On the second day the Mexicans, from the tops of their flat-roofed houses, and from their breastworks, poured an incessant fire upon the Texans, who steadily advanced, having five wounded during the day.
Severe fighting continued all the third day. About noon a detachment of the assailants under Karnes advanced and with a crow-bar, effected an entrance into a house, securing an advantageous position. While the brave Milam was surveying the situation with a view to ordering a final assault, he was instantly killed by a rifle ball. He was succeeded in the command by Colonel Johnson. The struggle continued and possession of Navarro's house was obtained in the afternoon. Besides losing Milam, the Texans had two privates wounded on this day.

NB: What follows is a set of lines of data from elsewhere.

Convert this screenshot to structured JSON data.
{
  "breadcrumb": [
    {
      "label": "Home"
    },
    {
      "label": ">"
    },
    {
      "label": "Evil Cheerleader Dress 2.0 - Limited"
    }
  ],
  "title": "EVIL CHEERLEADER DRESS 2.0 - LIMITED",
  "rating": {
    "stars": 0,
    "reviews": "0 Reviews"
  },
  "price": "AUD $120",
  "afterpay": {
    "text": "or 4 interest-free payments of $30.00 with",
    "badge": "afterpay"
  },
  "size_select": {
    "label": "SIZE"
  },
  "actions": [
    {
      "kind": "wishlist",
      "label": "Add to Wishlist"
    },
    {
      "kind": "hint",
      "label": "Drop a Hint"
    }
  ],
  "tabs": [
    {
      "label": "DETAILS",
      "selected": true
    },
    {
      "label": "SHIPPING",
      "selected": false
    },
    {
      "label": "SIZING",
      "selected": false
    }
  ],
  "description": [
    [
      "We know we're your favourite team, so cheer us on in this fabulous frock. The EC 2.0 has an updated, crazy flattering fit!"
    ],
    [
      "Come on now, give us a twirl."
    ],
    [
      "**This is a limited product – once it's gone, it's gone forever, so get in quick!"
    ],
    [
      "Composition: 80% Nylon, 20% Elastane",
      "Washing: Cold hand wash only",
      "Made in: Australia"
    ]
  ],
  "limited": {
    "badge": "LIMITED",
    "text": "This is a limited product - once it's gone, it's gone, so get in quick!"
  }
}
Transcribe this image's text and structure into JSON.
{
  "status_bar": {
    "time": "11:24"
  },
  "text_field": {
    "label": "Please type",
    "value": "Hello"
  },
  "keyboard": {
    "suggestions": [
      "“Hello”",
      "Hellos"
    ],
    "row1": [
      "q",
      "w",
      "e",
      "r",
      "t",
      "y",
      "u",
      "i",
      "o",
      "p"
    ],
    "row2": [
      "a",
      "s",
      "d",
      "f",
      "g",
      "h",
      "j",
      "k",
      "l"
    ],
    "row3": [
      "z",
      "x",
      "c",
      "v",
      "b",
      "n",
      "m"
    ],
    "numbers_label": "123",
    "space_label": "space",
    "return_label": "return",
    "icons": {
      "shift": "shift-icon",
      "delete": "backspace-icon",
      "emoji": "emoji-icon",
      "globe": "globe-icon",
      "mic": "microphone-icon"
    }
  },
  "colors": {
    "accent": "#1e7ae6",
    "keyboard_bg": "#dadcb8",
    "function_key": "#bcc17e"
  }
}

The morning of the fourth day of the fight opened with a cold, drizzling rain, and there was little firing oneither side. About nine o'clock the Texans advanded from Navarro's house to the Zembrano Row, and by openings through the walls, finally drove the enemy from this building. During the contest the Mexicans were reinforced by a regiment from the Rio Grande under Colonel Ugartechea. Lite at night the Texans forced their way into the priest's house on the main plaza. The Mexicans kept up a furious cannonade all night upon the houses occupied by the assailants. The Texans had one wounded (Belden, of the New Orleans Grays) while spiking a cannon.

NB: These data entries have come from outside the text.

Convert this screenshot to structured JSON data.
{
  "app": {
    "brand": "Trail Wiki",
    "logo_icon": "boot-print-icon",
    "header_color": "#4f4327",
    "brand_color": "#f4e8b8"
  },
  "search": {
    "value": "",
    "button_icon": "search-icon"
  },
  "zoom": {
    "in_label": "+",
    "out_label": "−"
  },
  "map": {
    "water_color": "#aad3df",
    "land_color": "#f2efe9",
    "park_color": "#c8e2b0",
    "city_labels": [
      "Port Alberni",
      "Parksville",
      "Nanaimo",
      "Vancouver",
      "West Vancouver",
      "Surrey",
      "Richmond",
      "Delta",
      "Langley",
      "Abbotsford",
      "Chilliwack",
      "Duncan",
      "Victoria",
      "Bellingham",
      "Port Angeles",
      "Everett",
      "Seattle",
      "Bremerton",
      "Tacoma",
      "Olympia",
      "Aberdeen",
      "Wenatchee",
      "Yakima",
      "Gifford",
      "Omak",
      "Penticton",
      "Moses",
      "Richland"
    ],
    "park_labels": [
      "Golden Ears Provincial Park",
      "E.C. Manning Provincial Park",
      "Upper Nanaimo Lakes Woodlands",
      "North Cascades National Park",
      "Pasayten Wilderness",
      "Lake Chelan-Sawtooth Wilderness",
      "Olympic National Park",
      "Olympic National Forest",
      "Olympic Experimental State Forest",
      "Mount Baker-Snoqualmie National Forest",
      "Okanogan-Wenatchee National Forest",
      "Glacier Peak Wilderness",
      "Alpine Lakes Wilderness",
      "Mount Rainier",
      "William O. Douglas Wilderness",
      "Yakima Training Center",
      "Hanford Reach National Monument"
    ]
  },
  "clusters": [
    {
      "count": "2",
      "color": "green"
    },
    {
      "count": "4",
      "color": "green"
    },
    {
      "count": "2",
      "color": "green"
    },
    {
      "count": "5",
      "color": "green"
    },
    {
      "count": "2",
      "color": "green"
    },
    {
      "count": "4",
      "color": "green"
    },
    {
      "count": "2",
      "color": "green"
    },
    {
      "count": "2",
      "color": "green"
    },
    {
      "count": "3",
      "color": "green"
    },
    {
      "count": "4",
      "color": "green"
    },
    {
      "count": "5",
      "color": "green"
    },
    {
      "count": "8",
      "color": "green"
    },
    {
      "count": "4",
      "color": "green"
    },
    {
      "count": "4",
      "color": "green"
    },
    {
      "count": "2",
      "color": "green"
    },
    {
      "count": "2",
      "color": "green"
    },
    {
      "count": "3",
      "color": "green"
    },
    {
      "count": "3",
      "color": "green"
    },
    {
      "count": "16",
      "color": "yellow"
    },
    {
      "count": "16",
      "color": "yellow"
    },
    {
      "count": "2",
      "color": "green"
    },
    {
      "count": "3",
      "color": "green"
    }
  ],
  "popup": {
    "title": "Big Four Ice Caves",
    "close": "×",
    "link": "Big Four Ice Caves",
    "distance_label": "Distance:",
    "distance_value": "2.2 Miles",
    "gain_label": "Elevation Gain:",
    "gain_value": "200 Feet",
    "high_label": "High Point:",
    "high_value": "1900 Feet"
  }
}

General Cos, finding it impossible to drive the Texans from the square, just before daylight, on the morning of the 9th, abandoned the city and retreated across the river to the Alamo. At half-past six o'clock the black flags which had been floating over that fortress and the church in town were lowered, and soon afterwards a white one was raised over the Alamo. A conference was held, and a surrender of the garrison took place during the day. Liberal terms were granted to the vanquished. It was said most of the reinforcements introduced by Ugartechea were liberated convicts. These he was required to take back across the Rio Grande. Mexican officers were permitted to retain their side arms and all private property. A small battery and one hundred stand of small arms were returned to the Mexicans for protection against the Indians until they reached the Rio Grande. Officers and men pledged themselves not to fight against Texas during th present war, and such soldiers as chose to do so were permitted to remain in San Antonio. The loss of the Mexicans in this fight was estimated at one hundred and fifty killed, and twelve hundred prisoners surrendered to General Burleson. The Texans captured twenty-one pieces of artillery, five hundred muskets, and a large quantity of clothing and army stores.

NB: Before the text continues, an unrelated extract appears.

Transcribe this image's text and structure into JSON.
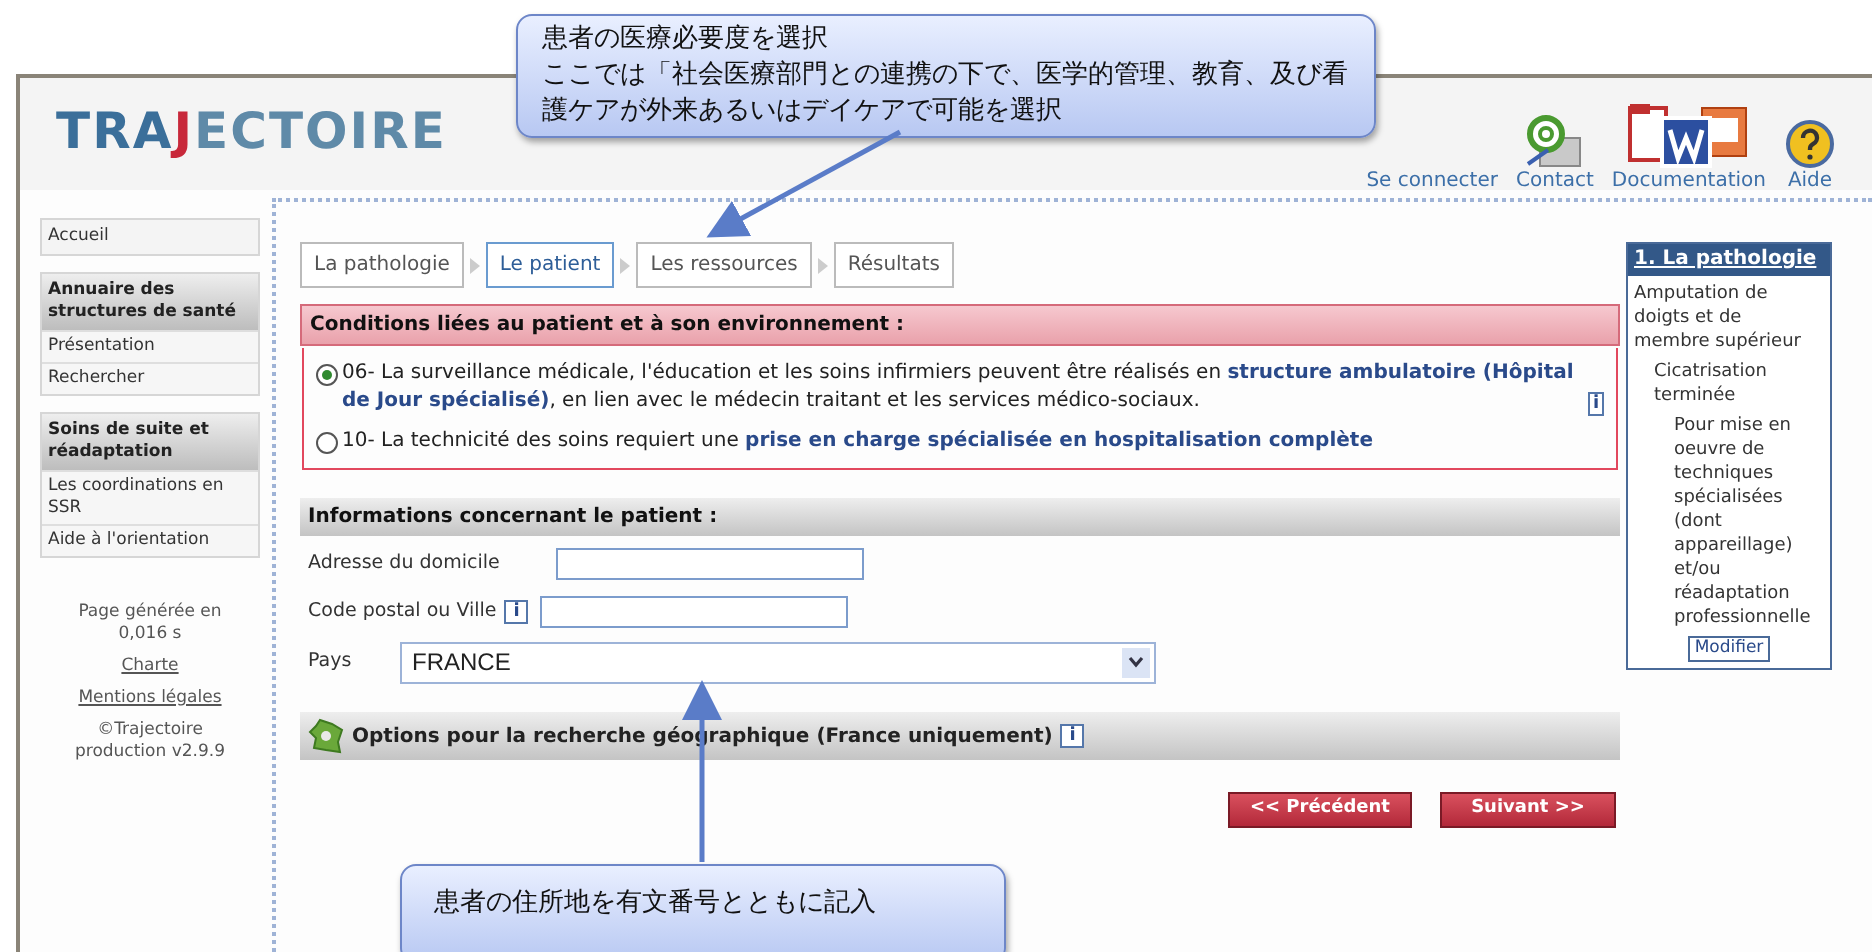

Speaking of this brilliant victory, Burnet says: "We regard the taking of San Antonio as, without exception, the most difficult, protracted, and gallant achievement that graced our revolutionary history, and as exhibiting a more patient endurance of the fatiques, privations and dangers incident to war, than is common in any army of unpaid, undisciplined volunteers, a portion of whom were strangers, having no predial interests in the country. Colonel Burleson did all that duty could require. Colonel Johnson approved himself a worthy successor to the brave and skillful Milam, while every subordinate officer and every soldier displayed an indomitable heroism." "This first essay in the field," says Kennedy, "was astonishingly successful, and the storming of Bexar will rank among the most remarkable feats of chivalric daring."